All automation development and testing engineers are very well aware of ‘Selenium‘ which is the de-facto testing framework for web applications. With the changing mobile landscape, Appium is the most used framework for testing mobile apps. But is it possible to use Selenium for mobile app testing? The direct answer is ‘Not really’ but there is a long and different approach to this answer.
Appium is the most popular mobile app test framework which can be used to test all native, hybrid, and mobile web apps for iOS and Android. It is also used for mobile web testing that involves testing on real devices and real browsers. The fact is that Appium has got its roots from Selenium and it uses JSONWireProtocol to interact with iOS and Android apps using Selenium’s webdriver.
In a typical architecture, Appium is an HTTP server written in Node.js that produces and handles multiple WebDriver sessions. Appium starts tests on the device and gets commands from the main Appium server. The server is mainly the same as the Selenium server that gets HTTP requests from Selenium client libraries.
The image below is an example to show how test scripts can run on our pCloudy platform. Don’t forget to watch the video on ‘How to run Appium scripts on pCloudy‘ here.
Now that we know a bit about Selenium and Appium testing framework, let us understand the new term in Android app testing – ‘Selendroid’ which is a framework based on Selenium for automated app testing.
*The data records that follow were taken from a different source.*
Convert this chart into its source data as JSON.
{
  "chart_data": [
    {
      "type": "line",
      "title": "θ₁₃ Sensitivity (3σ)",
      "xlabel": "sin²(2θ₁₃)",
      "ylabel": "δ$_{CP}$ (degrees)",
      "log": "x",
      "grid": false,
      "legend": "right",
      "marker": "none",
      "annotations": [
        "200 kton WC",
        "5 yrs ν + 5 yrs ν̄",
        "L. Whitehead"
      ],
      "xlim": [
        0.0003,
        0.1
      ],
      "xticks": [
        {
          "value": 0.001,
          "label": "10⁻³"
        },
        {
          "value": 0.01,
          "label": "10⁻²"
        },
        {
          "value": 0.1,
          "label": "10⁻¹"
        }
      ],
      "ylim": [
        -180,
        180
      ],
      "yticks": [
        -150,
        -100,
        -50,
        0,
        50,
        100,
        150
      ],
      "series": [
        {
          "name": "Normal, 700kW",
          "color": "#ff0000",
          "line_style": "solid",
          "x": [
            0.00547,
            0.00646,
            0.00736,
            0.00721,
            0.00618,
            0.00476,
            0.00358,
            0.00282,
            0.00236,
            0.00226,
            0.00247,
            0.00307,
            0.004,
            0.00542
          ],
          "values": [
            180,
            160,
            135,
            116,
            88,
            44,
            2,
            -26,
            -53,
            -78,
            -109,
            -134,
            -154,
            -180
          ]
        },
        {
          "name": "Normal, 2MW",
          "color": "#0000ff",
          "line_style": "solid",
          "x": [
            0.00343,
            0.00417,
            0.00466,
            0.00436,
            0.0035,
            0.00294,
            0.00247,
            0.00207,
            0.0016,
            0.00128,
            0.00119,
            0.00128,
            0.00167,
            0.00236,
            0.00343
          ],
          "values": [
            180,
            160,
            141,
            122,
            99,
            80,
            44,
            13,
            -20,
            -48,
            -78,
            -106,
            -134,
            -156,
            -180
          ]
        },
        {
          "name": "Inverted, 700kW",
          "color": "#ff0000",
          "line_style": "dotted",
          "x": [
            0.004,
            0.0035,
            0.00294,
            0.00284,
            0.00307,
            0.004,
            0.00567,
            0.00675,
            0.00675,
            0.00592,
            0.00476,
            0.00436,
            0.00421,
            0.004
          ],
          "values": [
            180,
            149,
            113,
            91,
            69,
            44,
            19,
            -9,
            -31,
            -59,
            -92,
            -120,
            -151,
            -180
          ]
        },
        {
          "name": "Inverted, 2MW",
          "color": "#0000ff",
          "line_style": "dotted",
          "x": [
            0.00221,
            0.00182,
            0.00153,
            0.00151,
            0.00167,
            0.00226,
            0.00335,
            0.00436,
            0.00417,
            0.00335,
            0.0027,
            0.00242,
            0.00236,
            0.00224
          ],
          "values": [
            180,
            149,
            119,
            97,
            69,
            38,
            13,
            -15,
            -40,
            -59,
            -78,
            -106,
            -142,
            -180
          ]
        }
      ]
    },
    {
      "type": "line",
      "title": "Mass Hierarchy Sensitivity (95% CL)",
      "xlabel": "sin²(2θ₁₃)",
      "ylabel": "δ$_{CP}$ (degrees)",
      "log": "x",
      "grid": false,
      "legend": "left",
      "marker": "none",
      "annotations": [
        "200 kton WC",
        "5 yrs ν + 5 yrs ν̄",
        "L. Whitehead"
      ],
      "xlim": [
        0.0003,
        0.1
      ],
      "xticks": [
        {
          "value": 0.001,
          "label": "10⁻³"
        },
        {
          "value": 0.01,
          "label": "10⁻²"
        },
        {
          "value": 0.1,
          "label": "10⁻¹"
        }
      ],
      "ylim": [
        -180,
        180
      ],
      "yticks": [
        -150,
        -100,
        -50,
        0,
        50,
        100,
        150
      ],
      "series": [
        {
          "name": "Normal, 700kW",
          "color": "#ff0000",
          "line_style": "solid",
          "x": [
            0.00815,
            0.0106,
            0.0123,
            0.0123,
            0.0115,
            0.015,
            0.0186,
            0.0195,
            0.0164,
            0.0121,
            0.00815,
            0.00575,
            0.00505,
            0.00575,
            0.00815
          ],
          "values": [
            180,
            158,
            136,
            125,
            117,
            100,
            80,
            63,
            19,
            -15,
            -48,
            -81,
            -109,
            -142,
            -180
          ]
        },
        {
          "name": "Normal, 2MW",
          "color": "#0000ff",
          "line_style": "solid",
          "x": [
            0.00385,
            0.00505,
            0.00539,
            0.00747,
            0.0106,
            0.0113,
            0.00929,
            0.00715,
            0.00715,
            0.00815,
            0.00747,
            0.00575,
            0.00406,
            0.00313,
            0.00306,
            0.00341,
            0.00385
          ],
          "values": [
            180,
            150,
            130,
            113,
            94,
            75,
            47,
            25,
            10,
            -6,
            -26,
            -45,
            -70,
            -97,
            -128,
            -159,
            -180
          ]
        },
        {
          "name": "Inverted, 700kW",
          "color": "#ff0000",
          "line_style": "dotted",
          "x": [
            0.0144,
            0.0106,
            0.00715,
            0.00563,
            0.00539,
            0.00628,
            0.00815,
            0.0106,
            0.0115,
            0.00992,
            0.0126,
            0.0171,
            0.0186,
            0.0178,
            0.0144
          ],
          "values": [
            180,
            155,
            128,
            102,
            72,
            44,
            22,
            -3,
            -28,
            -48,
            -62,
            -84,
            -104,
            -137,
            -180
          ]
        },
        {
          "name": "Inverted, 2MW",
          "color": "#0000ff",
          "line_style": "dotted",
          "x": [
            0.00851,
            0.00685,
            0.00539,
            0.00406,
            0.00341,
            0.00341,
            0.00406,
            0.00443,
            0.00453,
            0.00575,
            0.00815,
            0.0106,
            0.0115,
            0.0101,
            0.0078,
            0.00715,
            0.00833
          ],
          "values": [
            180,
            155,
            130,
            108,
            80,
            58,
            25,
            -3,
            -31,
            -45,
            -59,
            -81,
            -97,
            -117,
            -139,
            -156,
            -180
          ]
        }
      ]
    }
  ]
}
In other words, Selendroid is a test automation framework which can interact with multiple devices concurrently that can be tested without any modifications. It is also known as “Selenium for Android” for testing native and hybrid mobile apps and mobile web.
Let us have a look at some of the features of Selendroid:
a) It is an Open Source and is free to use
b) It supports all Android versions
c) It supports Selenium as a scripting language
d) It supports webdriver compatible languages eg: Perl, Java, C#
e) It can work on both emulators and real devices
f) It works on all native, hybrid and web-based apps
g) It is effective while executing native and cloud-based apps as it supports Selenium grid
h) It is very easy to implement.
i) With its feature called ‘Hotplugging’, it can recognize the new devices automatically.
j) It has a built-in Inspector to simplify test case development.
k) It can support various Android API versions from Android API 10 to Android API 19.
l) It can fully support parallel testing by integrating a node into Selenium grid.
Selendroid is based on the Android Instrumentation framework where tests are written using Selenium Webdriver client API, which is also called as Selenium 2 client. Hence, it can be fully integrated with existing Selenium frameworks. It is also compatible with JSON Wire Protocol.
Let us have a look at the architecture of Selendroid:
To conclude, Selenium has paved its path as a de-facto web test automation framework and Appium is providing high-level APIs that can be speedily adopted by Selenium developers, and it helps simplify the tests.